「鳥の日」。北ヨーロッパの干潟を一人で旅する語り手が、最終日の夜になかなか寝付けぬ中で、あれこれと干潟の記憶を辿ってゆく。そこにある自然の営み、そして人の営み、人の死……。
気に入った部分、引用。
(前略)堤防の内側の荒れた牧草地の上空で、一羽の鳥が翼をひろげて細かく羽ばたきながら、宙に留まっていた。雲雀の天上にしては低くて、囀りも聞こえず、小鳥というには形も大きくて、鷹と見分けた。

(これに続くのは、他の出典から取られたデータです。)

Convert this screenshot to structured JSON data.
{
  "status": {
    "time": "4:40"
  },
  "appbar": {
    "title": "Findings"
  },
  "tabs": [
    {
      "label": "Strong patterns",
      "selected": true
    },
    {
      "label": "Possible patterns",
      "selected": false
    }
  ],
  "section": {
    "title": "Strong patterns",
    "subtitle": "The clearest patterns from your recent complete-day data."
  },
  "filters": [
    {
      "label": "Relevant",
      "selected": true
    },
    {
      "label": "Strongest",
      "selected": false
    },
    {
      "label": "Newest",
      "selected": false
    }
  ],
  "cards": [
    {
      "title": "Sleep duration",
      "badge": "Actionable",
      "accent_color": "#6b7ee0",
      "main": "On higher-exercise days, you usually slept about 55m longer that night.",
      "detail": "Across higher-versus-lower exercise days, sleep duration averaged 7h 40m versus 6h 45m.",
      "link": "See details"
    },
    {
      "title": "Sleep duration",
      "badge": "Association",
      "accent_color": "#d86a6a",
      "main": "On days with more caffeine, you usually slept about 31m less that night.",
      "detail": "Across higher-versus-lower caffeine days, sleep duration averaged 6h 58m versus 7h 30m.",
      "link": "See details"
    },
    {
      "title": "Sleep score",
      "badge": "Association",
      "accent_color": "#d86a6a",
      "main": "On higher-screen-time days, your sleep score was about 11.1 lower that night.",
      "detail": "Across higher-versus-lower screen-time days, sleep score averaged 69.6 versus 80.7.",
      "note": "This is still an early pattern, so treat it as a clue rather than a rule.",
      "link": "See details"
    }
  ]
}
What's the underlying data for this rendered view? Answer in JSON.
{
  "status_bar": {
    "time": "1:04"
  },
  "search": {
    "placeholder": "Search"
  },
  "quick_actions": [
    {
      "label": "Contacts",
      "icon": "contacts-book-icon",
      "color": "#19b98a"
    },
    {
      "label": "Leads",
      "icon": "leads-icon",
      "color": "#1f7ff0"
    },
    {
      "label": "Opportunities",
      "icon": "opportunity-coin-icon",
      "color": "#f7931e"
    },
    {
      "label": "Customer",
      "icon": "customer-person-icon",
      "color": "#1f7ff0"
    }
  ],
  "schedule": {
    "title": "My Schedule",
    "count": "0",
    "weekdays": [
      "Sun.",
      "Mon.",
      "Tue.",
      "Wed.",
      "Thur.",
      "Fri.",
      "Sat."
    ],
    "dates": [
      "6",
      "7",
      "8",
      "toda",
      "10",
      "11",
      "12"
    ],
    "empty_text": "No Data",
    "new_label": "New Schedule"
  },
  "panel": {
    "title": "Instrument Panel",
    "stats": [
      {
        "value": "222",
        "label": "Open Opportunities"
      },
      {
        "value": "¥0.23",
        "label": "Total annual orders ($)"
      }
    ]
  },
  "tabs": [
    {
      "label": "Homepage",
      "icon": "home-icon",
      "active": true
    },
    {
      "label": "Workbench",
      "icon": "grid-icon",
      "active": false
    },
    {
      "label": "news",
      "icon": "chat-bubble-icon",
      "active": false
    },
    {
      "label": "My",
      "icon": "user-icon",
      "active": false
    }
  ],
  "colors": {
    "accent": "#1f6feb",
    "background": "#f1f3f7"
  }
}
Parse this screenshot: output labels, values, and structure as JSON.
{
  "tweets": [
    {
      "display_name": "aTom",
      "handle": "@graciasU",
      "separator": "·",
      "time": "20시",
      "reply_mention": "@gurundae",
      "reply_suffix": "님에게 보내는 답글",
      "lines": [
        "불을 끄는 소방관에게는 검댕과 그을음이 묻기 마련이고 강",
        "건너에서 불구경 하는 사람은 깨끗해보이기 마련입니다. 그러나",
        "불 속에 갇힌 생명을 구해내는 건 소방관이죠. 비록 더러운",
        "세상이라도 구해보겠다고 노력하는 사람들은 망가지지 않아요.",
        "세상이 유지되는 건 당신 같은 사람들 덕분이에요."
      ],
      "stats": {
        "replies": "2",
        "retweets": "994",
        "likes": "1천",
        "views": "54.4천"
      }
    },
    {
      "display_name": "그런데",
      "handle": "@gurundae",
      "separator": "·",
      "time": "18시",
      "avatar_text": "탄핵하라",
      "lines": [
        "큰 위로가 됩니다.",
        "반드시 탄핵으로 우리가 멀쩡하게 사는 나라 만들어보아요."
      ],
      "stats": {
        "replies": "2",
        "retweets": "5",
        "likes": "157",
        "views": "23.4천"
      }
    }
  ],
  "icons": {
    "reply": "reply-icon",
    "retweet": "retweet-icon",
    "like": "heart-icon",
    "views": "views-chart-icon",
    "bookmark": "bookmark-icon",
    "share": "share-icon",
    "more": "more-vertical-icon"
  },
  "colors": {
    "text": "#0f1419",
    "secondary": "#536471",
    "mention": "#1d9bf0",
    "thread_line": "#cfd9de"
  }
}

高くなった道の上からはいくらの隔たりもなく、自然の鷹をこんな近くで見たこともない。鳶のように自在に安らかに宙に浮かぶのではなくて、空中の姿勢を絶えず修正して、わずかに上下左右へ振れながら、その位置を保っている。枯れかけた草にひそむ野鼠か何かの動静を窺っているらしい。そのうちにストンと落ちて、直下を襲うのかと思ったら斜めに流れ、だいぶ離れた草むらに消えたが、首尾は良くなかったようで、草の中からまた空へ上がり、先と同じところに留まった。幾度でも繰り返した。なぜだか、そのつど空中の同じ位置に固執する。その宙に掛かる忙しい羽ばたきを堤の上から眺めていると、天気晴朗で風もないのに、潟から寄せる嵐の中で、懸命に制止しているように見えてきた。その錯覚になかば惹きこまれて、それではここに断つ自分も、目に見えぬ大流に刻々と逆らって、安穏な現在地を保っていることになるのかと思った。いずれボロボロになるぞ、と。
留まることもまた、反抗なのか……書いていて、思い出した。金子光晴。流浪の詩人であると同時に、留まることで反抗した詩人でもある。